The battle that raged for almost a decade after the 1971 Alaska Native Claims Settlement Act resolved one major Alaska dispute. That same act opened the door for an even more contentious battle.
Section 17 d-2 of the act called for a congressional review of the remaining public lands in Alaska to determine which should be considered for new national parks, national forests, refuges, wild and scenic rivers or national recreation areas.
By the mid-1970s, "d-2" had become the catchphrase around which was waged the greatest political battle in the history of the young state.
Former Seward resident Pam Oldow remembers how emotions ran deep in that community at the head of Resurrection Bay. Most everyone saw a Kenai Fjords National Park proposed by environmentalists as an economic doomsday.

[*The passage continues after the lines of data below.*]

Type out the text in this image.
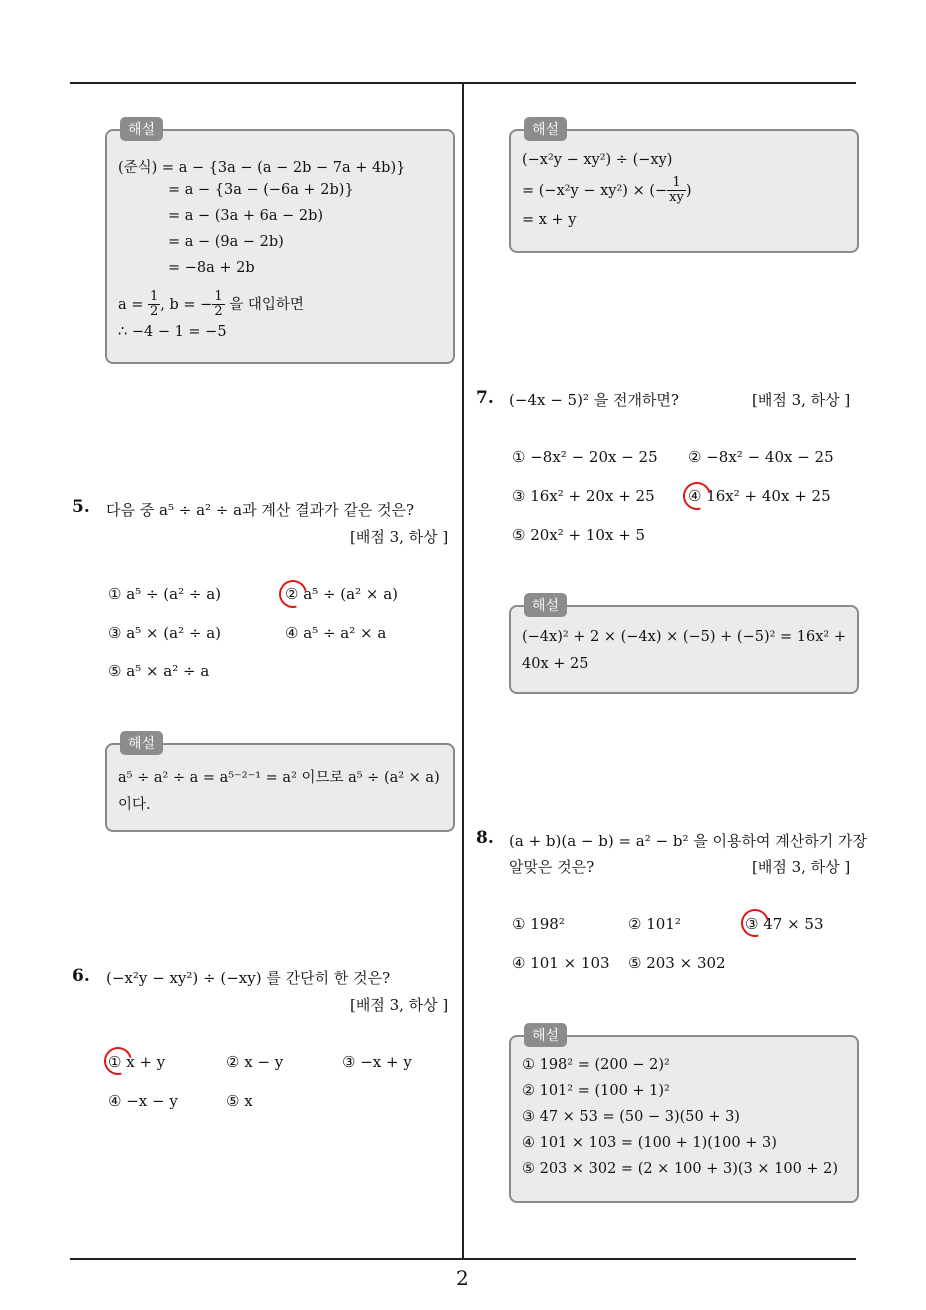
해설
(준식) = a − {3a − (a − 2b − 7a + 4b)}
= a − {3a − (−6a + 2b)}
= a − (3a + 6a − 2b)
= a − (9a − 2b)
= −8a + 2b
$a = \frac{1}{2}$ , b = − $\frac{1}{2}$ 을 대입하면
∴ −4 − 1 = −5
5. 다음 중 a⁵ ÷ a² ÷ a과 계산 결과가 같은 것은?
[배점 3, 하상 ]
① a⁵ ÷ (a² ÷ a)	② a⁵ ÷ (a² × a)
③ a⁵ × (a² ÷ a)	④ a⁵ ÷ a² × a
⑤ a⁵ × a² ÷ a
해설
a⁵ ÷ a² ÷ a = a⁵⁻²⁻¹ = a² 이므로 a⁵ ÷ (a² × a)
이다.
6. (−x²y − xy²) ÷ (−xy) 를 간단히 한 것은?
[배점 3, 하상 ]
① x + y	② x − y	③ −x + y
④ −x − y	⑤ x
해설
(−x²y − xy²) ÷ (−xy)
= (−x²y − xy²) × (− $\frac{1}{xy}$ )
= x + y
7. (−4x − 5)² 을 전개하면?	[배점 3, 하상 ]
① −8x² − 20x − 25 ② −8x² − 40x − 25
③ 16x² + 20x + 25 ④ 16x² + 40x + 25
⑤ 20x² + 10x + 5
해설
(−4x)² + 2 × (−4x) × (−5) + (−5)² = 16x² +
40x + 25
8. (a + b)(a − b) = a² − b² 을 이용하여 계산하기 가장
알맞은 것은?	[배점 3, 하상 ]
① 198²	② 101²	③ 47 × 53
④ 101 × 103 ⑤ 203 × 302
해설
① 198² = (200 − 2)²
② 101² = (100 + 1)²
③ 47 × 53 = (50 − 3)(50 + 3)
④ 101 × 103 = (100 + 1)(100 + 3)
⑤ 203 × 302 = (2 × 100 + 3)(3 × 100 + 2)
2
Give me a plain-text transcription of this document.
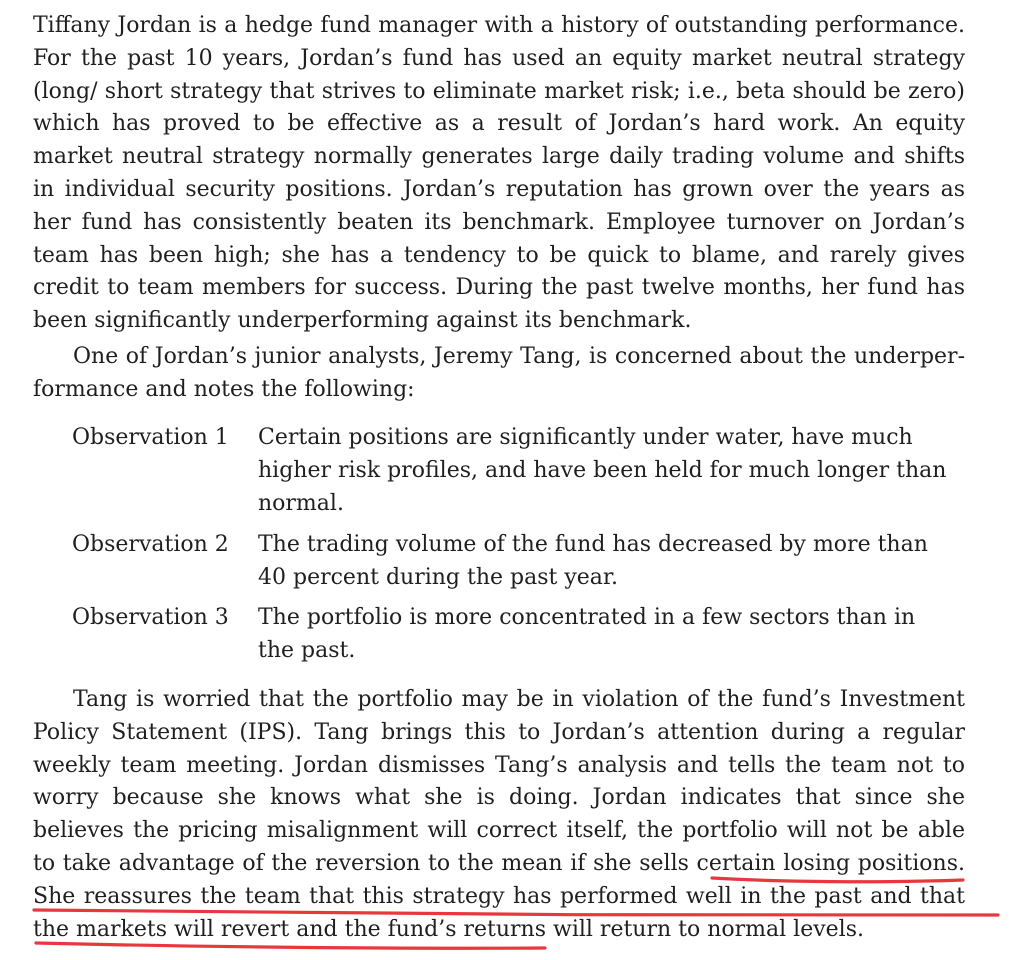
Tiffany Jordan is a hedge fund manager with a history of outstanding performance. For the past 10 years, Jordan’s fund has used an equity market neutral strategy (long/ short strategy that strives to eliminate market risk; i.e., beta should be zero) which has proved to be effective as a result of Jordan’s hard work. An equity market neutral strategy normally generates large daily trading volume and shifts in individual security positions. Jordan’s reputation has grown over the years as her fund has consistently beaten its benchmark. Employee turnover on Jordan’s team has been high; she has a tendency to be quick to blame, and rarely gives credit to team members for success. During the past twelve months, her fund has been significantly underperforming against its benchmark.

One of Jordan’s junior analysts, Jeremy Tang, is concerned about the underperformance and notes the following:

Observation 1	Certain positions are significantly under water, have much higher risk profiles, and have been held for much longer than normal.
Observation 2	The trading volume of the fund has decreased by more than 40 percent during the past year.
Observation 3	The portfolio is more concentrated in a few sectors than in the past.

Tang is worried that the portfolio may be in violation of the fund’s Investment Policy Statement (IPS). Tang brings this to Jordan’s attention during a regular weekly team meeting. Jordan dismisses Tang’s analysis and tells the team not to worry because she knows what she is doing. Jordan indicates that since she believes the pricing misalignment will correct itself, the portfolio will not be able to take advantage of the reversion to the mean if she sells certain losing positions. She reassures the team that this strategy has performed well in the past and that the markets will revert and the fund’s returns will return to normal levels.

At the time, Seward had lost nearly all its shipping business to the new Port of Anchorage. The community was struggling to rebuild its economy as a staging area for mining, timber development and the shipment of those resources overseas.
A national park, with all the development restrictions parks entail, appeared to threaten all that.
"A park?" Oldow said last week in telephone conversation from her retirement home in Washington state, "I wasn't for it."
Most of the people in Seward weren't. The Seward City Council opposed it. The Seward Chamber of Commerce opposed it. City and business leaders testified against it.
The park came anyway, and it transformed Seward.
The economic boom that city fathers had hoped to see spawned by resource exploitation came, instead, in the form of people lining up to pay to engage in resource admiration.
Oldow and her husband, Don, were among the first to take advantage. They founded Kenai Fjords Tours to move tourists beyond Resurrection Bay into the new national park's most scenic waters: Aialak Bay, Holgate Arm and Northwestern Fjord.
Oldow remembers the first reaction to this idea:
"Someone said, 'That's a super fun idea, Pam. Where are you going to get the people?'"
From almost everywhere, as it turned out. From Anchorage and Seattle and Chicago. From Oregon and Kansas and Massachusetts. From England and France and Australia and increasingly now from elsewhere around the Pacific Rim.
When the National Park Service first started counting visitors to Kenai Fjords National Park in 1982, there were 16,000. By 1997, the number had climbed to 300,000. Since '97, it has remained in the range of 240,000 to 300,000 visitors a summer.
A 2001 study by Scott Goldsmith and Stephanie Martin at the Institute of Social and Economic Research at the University of Alaska Anchorage concluded park tourism is a $52 million-a-year business for Seward.
More than half the employment in the community, the study said, comes from transportation, trade and services related to tourism.
The economists noted 3.7 percent annual growth in employment and a 9.9 percent annual growth in summer retail sales from 1987 to 2000.
But Pam Oldow, who still comes back to visit regularly in the summer, sees what the park has meant in more human terms. Two years ago, she said, Kenai Fjords Tours - the business she and her husband started and eventually sold - invited the couple on a free tour of the bay.
"They put us on one (boat) with an older captain," Oldow said. "His name was Bob. He was the sweetest guy on earth. They told him to take us anywhere we wanted to go. Other passengers didn't have a clue."
So the Oldows directed the boat to all their favorite places along the outer coast of the Kenai Peninsula.
Later, back in Seward, Oldow added, the couple were asked to stay on the boat after the rest of the passengers left; the captain wanted to speak with them.
"He had tears down his face," Pam remembered. "He said, 'I want to thank you for everything. This is the longest I've ever stayed on one job in my life.'"
Pam confesses she can empathize with strong feelings about what the park has brought to one small corner of the state.
"Every one of our grandchildren paid their way through university working for Kenai Fjords Tours," she said. "They all paid for their education."
Not all of the parks in Alaska have been such economic successes. Not all of the people living next to them wanted them - 25 years ago or today. But with National Park Week concluding today, it is a good time to look back.